Andrea Wolfensberger – Nature Studies
21 March to 15 May 2021
Fungi form their cells in the shape of rings, as a flower, star or oval web, but also in crystalline needles. It is no coincidence that Andrea Wolfensberger has an eye for the diverse appearances of growing mycelia. For years, she has occupied herself with the phenomenology of natural movements, the defining rhythms inherent to them and their inner structure. For example, the so-called “Soundwaves” of digital recordings became a score in her studio. Wolfensberger released sound from the strictures of linear interpretive models in order to provide it with body and space. The observations that the artist measures, reconstructs and commits to selected materials transform themselves into another nature before our eyes.

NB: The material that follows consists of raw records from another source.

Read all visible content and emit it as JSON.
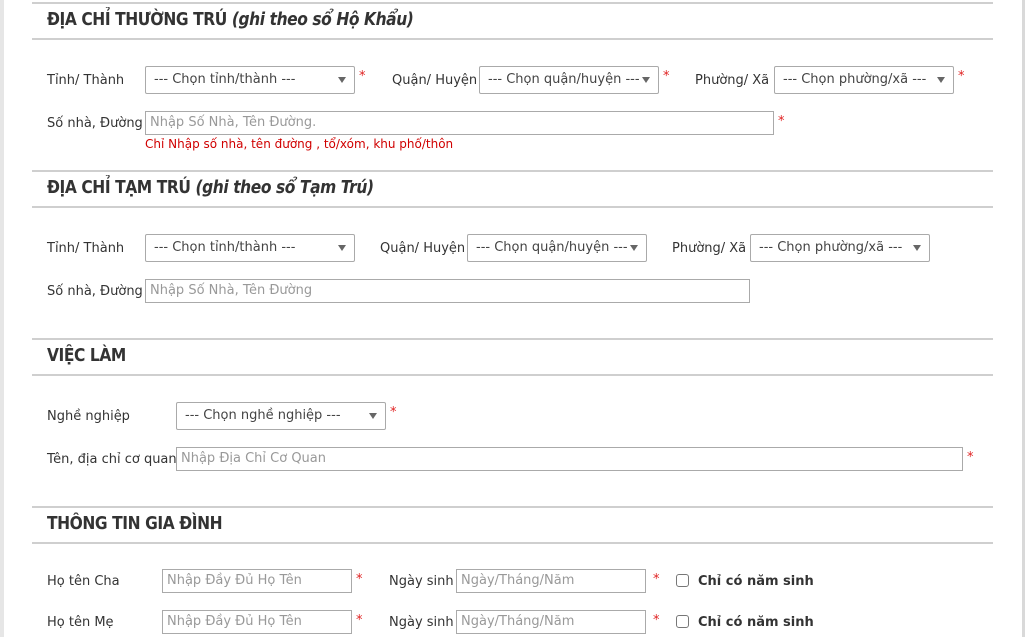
{
  "sections": {
    "permanent": {
      "title": "ĐỊA CHỈ THƯỜNG TRÚ",
      "hint": "(ghi theo sổ Hộ Khẩu)",
      "province_label": "Tỉnh/ Thành",
      "province_placeholder": "--- Chọn tỉnh/thành ---",
      "district_label": "Quận/ Huyện",
      "district_placeholder": "--- Chọn quận/huyện ---",
      "ward_label": "Phường/ Xã",
      "ward_placeholder": "--- Chọn phường/xã ---",
      "street_label": "Số nhà, Đường",
      "street_placeholder": "Nhập Số Nhà, Tên Đường.",
      "street_hint": "Chỉ Nhập số nhà, tên đường , tổ/xóm, khu phố/thôn",
      "required_mark": "*"
    },
    "temporary": {
      "title": "ĐỊA CHỈ TẠM TRÚ",
      "hint": "(ghi theo sổ Tạm Trú)",
      "province_label": "Tỉnh/ Thành",
      "province_placeholder": "--- Chọn tỉnh/thành ---",
      "district_label": "Quận/ Huyện",
      "district_placeholder": "--- Chọn quận/huyện ---",
      "ward_label": "Phường/ Xã",
      "ward_placeholder": "--- Chọn phường/xã ---",
      "street_label": "Số nhà, Đường",
      "street_placeholder": "Nhập Số Nhà, Tên Đường"
    },
    "job": {
      "title": "VIỆC LÀM",
      "occupation_label": "Nghề nghiệp",
      "occupation_placeholder": "--- Chọn nghề nghiệp ---",
      "company_label": "Tên, địa chỉ cơ quan",
      "company_placeholder": "Nhập Địa Chỉ Cơ Quan",
      "required_mark": "*"
    },
    "family": {
      "title": "THÔNG TIN GIA ĐÌNH",
      "father_label": "Họ tên Cha",
      "mother_label": "Họ tên Mẹ",
      "name_placeholder": "Nhập Đầy Đủ Họ Tên",
      "dob_label": "Ngày sinh",
      "dob_placeholder": "Ngày/Tháng/Năm",
      "year_only_label": "Chỉ có năm sinh",
      "required_mark": "*"
    }
  },
  "colors": {
    "required": "#e02020",
    "error_text": "#d00000",
    "divider": "#cfcfcf"
  }
}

Is there not an architectural structure of exemplary stability and permeability hidden within a wasp’s nest? Is the honeycomb not simultaneously a prototype for cover and core? With a great deal of work done by hand, Andrea Wolfensberger makes fragments of existing natural enclosures like these her own. With its internal undulation, fibre cement is obliging as she enlarges them: after all, it adds its own openings to every hollow and every bulge. Depending on the cut made through this industrially manufactured material and the perspective of our gaze, a “Wespennest” (Wasp’s nest) can present itself more as a bowl or as a web. Depending on our vantage point, we see the “Chaoswabe” (Chaos-comb) as the result of erosive winds or the starting point and nucleus of a growth that has just begun. The sculptures derived from audio recordings are also defined by the internal structure of regular curves. Everything is rhythm and pulse in the layered corrugated cardboard, presenting itself as a honeycomb, as a vibrating texture or as a framework extending out into sharp points. Positive and negative, becoming and passing away, coming and going are reconciled and become intertwined.
In depicting mycelia, Wolfensberger does not permit chance to affect the materiality either. Precious silver stabilises their organic growth. At the same time, the alternation between oxidised and brightly gleaming supports seeks to prevent our gaze from ever completely coming to rest. In beeswax the delicate structures remain on the threshold between liquid and solid. The artist responds to the view through the microscope and into a Petri dish (the small, glass containers for microorganisms to be viewed through the microscope in the laboratory) with the image of a knotted rug. Here the “Growing Mycelia” has expanded into a topography, a territory whose edges extend out and crumble into the sea. And while this art is based on the mobility of bodies, the back and forth of voices or the rising and falling of waves, it incorporates micro- as well as macrocosmic laws within itself.
Wolfensberger’s “Naturstudien” (Nature studies) are juxtaposed here with works by Alfonso Fratteggiani, Marcia Hafif, Nicole Hassler, Joseph Marioni and Rémy Zaugg. In this way, painting and sculpture enter into an alliance. Both occupy themselves with the foundations of perception; both store knowledge about the connections between material, body and sound; and both provide our gaze with something to think about.